This was a big day in the news for San Diego real estate. Standard & Poor’s Case-Schiller Home Price Index was released today for April 2010. The index, which measures resale values of single-family houses, shows sale prices of houses in San Diego rose 11.7 percent between April 2009 and April 2010. Only San Francisco, with an 18 percent increase, rose faster than the San Diego real estate market in the past twelve months.
But rising San Diego home sales figures are not an exception. Thirteen of the twenty metropolitan statistical areas (MSA’s) covered in the index showed price increases from a year earlier. And all twenty MSA’s showed increases from March 2010.
This news, like recent news of San Diego homes sale prices increasing, should be read conservatively, but not ignored. Bad-news reporters and gloomy economists are quick to dismiss the recent real estate price increases as an abnormality in light of continued foreclosures and unemployment numbers. But the fact is, the statistics make sense. They show San Diego houses at roughly the same values that they were at in April 2003. What is the rough value of your stock portfolio right now compared to April 2003?
The conservative caution is not to expect 11.7% increases on San Diego homes every year. The average house appreciates roughly four percent per year. We’ve been in a trough for a while folks; actually well below that annual four percent trend line. Now we’re getting back to the trend line. But there’s nothing wrong with talk of recovery if we’re talking about returning to a normal real estate market.
Here is the list of the 20 Cities and the change in their house value index from April 2009 to April 2010:
San Francisco 17.99%
San Diego 11.74%
Los Angeles 7.79%
New York -1.02%
Las Vegas -8.52%
Still, I think it’s important to get a better idea for the Case-Shiller methodology used to determine the increase in home prices.

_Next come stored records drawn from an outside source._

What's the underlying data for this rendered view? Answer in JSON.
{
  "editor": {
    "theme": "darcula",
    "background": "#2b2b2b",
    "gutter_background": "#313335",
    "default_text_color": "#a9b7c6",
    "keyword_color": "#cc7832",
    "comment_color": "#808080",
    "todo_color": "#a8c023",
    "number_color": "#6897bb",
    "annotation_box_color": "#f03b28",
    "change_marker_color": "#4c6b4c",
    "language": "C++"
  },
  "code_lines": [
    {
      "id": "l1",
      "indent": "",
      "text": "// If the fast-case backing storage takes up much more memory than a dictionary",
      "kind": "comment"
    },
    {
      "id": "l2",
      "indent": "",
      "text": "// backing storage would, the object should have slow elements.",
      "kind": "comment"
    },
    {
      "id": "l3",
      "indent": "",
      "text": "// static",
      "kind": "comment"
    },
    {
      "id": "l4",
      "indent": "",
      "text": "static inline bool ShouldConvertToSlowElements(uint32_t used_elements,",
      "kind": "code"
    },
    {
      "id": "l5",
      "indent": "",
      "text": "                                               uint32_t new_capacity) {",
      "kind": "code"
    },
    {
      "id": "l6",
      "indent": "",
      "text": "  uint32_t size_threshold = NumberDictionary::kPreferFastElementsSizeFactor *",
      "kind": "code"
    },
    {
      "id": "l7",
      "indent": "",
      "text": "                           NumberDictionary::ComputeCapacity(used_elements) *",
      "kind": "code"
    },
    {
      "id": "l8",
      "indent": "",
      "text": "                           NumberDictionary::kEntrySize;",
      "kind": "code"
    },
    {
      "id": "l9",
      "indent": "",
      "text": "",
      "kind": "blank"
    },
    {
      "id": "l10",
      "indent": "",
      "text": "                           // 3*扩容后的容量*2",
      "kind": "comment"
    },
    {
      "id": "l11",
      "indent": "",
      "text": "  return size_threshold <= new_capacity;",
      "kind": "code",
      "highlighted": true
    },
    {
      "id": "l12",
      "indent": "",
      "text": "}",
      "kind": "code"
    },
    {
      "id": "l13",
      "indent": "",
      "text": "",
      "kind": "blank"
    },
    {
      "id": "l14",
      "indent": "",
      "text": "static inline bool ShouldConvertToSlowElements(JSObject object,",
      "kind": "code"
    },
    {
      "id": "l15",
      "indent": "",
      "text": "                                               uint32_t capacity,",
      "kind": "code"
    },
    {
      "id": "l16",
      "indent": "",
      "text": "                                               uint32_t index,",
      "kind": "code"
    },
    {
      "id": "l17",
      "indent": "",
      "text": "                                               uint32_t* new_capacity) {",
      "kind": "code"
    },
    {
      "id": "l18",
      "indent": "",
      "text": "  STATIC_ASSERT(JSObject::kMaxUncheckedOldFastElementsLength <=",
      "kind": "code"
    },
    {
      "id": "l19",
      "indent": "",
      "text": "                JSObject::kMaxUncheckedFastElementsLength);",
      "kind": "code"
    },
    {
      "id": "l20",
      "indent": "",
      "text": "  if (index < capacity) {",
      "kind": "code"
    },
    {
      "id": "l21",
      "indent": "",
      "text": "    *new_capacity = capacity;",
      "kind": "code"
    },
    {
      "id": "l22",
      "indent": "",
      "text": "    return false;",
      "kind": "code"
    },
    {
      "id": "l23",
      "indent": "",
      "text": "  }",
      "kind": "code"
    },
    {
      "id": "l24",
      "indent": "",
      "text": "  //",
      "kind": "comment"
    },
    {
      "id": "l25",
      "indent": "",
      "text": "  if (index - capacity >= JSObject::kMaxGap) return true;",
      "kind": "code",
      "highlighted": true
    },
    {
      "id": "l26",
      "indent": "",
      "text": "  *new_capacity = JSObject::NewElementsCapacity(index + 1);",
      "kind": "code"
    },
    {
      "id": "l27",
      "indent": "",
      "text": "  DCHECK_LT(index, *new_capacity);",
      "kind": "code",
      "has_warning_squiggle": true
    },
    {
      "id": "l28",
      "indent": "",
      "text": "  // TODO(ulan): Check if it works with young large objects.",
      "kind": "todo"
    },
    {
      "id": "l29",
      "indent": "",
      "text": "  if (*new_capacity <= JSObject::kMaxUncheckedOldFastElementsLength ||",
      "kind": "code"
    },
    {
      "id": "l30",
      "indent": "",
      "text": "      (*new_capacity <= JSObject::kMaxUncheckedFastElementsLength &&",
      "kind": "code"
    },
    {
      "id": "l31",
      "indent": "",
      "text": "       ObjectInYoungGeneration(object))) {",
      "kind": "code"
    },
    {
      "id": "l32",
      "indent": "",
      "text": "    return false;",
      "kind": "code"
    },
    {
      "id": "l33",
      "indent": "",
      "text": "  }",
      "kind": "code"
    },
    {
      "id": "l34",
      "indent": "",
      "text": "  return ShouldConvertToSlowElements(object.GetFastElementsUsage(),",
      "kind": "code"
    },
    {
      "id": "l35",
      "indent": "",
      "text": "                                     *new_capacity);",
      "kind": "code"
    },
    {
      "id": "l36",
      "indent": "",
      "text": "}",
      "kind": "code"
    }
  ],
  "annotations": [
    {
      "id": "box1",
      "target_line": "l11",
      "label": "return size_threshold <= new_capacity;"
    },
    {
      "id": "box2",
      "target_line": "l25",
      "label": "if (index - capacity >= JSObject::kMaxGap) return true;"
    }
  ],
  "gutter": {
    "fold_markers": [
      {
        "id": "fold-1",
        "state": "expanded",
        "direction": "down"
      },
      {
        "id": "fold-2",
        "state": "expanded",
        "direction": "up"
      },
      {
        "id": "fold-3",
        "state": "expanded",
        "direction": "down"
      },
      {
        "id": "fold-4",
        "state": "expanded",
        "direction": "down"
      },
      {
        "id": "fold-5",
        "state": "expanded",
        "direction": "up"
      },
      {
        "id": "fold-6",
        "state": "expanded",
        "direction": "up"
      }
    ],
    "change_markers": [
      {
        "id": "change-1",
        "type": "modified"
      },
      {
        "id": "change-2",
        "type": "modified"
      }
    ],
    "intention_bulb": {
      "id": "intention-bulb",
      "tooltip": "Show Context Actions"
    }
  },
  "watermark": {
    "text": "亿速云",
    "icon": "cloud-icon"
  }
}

Here’s a general summary from the Standard & Poor’s Case Shiller website:
The “repeat sales method” used by the Case-Shiller index is considered the “most reliable means to measure housing price movements”. The Office of Federal Housing Enterprise Oversight (OFHEO) uses their same methodology in its reports. This involves looking at homes that have sold at least twice so that a reliable resale price can be determined. New construction is not counted, nor are multiple unit properties such as condos or apartments.
When the resales of existing homes are identified, the Case-Shiller index compiles “matched sale pairs” of homes sold in the month the index is released and in the two prior months. So the index released in April includes sales in February, March, and April. Only arm’s-length transactions are included. For example, transfers between family members would be excluded. Transactions with wildly unrealistic values are excluded as suspected data errors. In an effort to compare homes of constant quality, the index also seeks to exclude properties that have been remodeled or renovated. So any homes that have been bought and sold in the preceding six-month period are excluded as suspected sales by investors “fixing and flipping” the properties.
If you enjoy reading about statistical methodology, click here to read the Case-Shiller Home Price Index Methodology. It’s actually pretty interesting (or maybe I’m just a little strange that way). But the fact is, San Diego real estate has stabilized and is improving. There is heavy demand at the entry level. Luxury home sales in San Diego are also increasing again, albeit at reduced prices. And the mid-range properties priced $700,000 to $1.5 Million are also regaining their footing. Expect more of the same news next month.